We’d wanted to catch a boat from the Cape across to Brazil, and then go up through South and Central America and on into North America, but for various reasons we had no luck with that.

Instead, like all good journeys, we’re now on a completely unplanned route. Our new route is to travel up the length of Africa and then cross the Mediterranean into Turkey. From there we’ll either go West into Europe or East into Asia in order to get to America.

We’re not walking fit yet, so everything feels heavy and cumbersome. We literally have our lives on our backs. It’s not much, but it’s what we’ll live off for the next few months. It’s crazy to think it all fits in a single backpack!

The desert temperatures are insane, it’s got that typical heat shimmer, and the sporadic black rocks make it feel like Mars. The Namib desert is said to be the oldest desert on the world, and as far as the eye can see is sand. It feels formidable, but we’re pretty confident we’re gonna score a lot of sympathy points and getting lifts will be easy.
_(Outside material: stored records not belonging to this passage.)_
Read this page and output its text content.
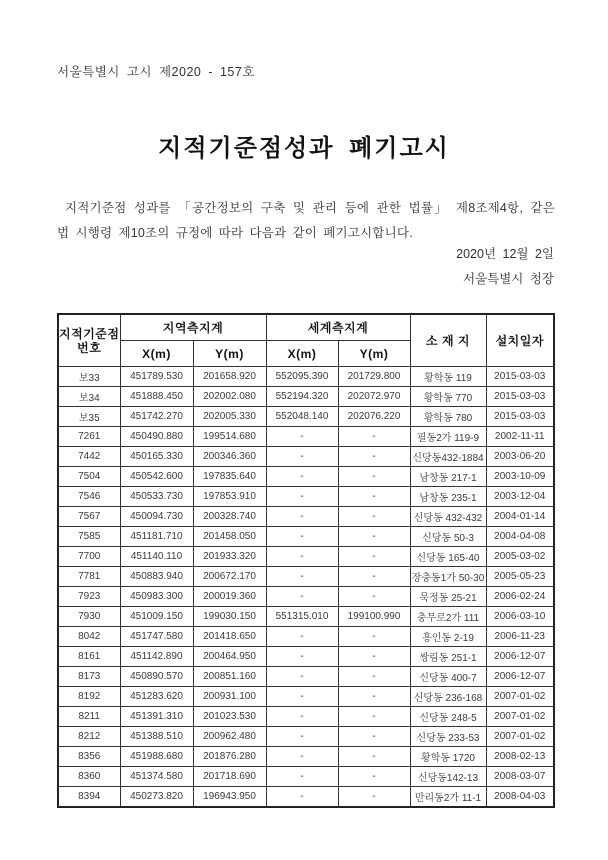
서울특별시 고시 제2020 - 157호
지적기준점성과 폐기고시
지적기준점 성과를 「공간정보의 구축 및 관리 등에 관한 법률」 제8조제4항, 같은 법 시행령 제10조의 규정에 따라 다음과 같이 폐기고시합니다.
2020년 12월 2일
서울특별시 청장
지적기준점
번호	지역측지계		세계측지계		소 재 지	설치일자
	X(m)	Y(m)	X(m)	Y(m)		
보33	451789.530	201658.920	552095.390	201729.800	황학동 119	2015-03-03
보34	451888.450	202002.080	552194.320	202072.970	황학동 770	2015-03-03
보35	451742.270	202005.330	552048.140	202076.220	황학동 780	2015-03-03
7261	450490.880	199514.680	-	-	필동2가 119-9	2002-11-11
7442	450165.330	200346.360	-	-	신당동432-1884	2003-06-20
7504	450542.600	197835.640	-	-	남창동 217-1	2003-10-09
7546	450533.730	197853.910	-	-	남창동 235-1	2003-12-04
7567	450094.730	200328.740	-	-	신당동 432-432	2004-01-14
7585	451181.710	201458.050	-	-	신당동 50-3	2004-04-08
7700	451140.110	201933.320	-	-	신당동 165-40	2005-03-02
7781	450883.940	200672.170	-	-	장충동1가 50-30	2005-05-23
7923	450983.300	200019.360	-	-	묵정동 25-21	2006-02-24
7930	451009.150	199030.150	551315.010	199100.990	충무로2가 111	2006-03-10
8042	451747.580	201418.650	-	-	흥인동 2-19	2006-11-23
8161	451142.890	200464.950	-	-	쌍림동 251-1	2006-12-07
8173	450890.570	200851.160	-	-	신당동 400-7	2006-12-07
8192	451283.620	200931.100	-	-	신당동 236-168	2007-01-02
8211	451391.310	201023.530	-	-	신당동 248-5	2007-01-02
8212	451388.510	200962.480	-	-	신당동 233-53	2007-01-02
8356	451988.680	201876.280	-	-	황학동 1720	2008-02-13
8360	451374.580	201718.690	-	-	신당동142-13	2008-03-07
8394	450273.820	196943.950	-	-	만리동2가 11-1	2008-04-03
So we walk, and walk. Nothing. About 2 hours and 10km’s later we’re in the middle of nowhere, there’s nothing visible ahead, we’re already feeling low on water, and now we’re searching for shade. It’s a good reality check, and although we’re well travelled a good reminder of how things can go in Africa if you’re not careful.

Nonetheless, we remind ourselves that all long trips start with baby steps. Namibia is the second least densely populated country in the world – maybe lifts won’t be as easy as we initially thought. We’ll have to turn back and stock up better for tomorrow.

Solid start. Typically us. Under the stars that night we can hardly sleep with the excitement for the road ahead.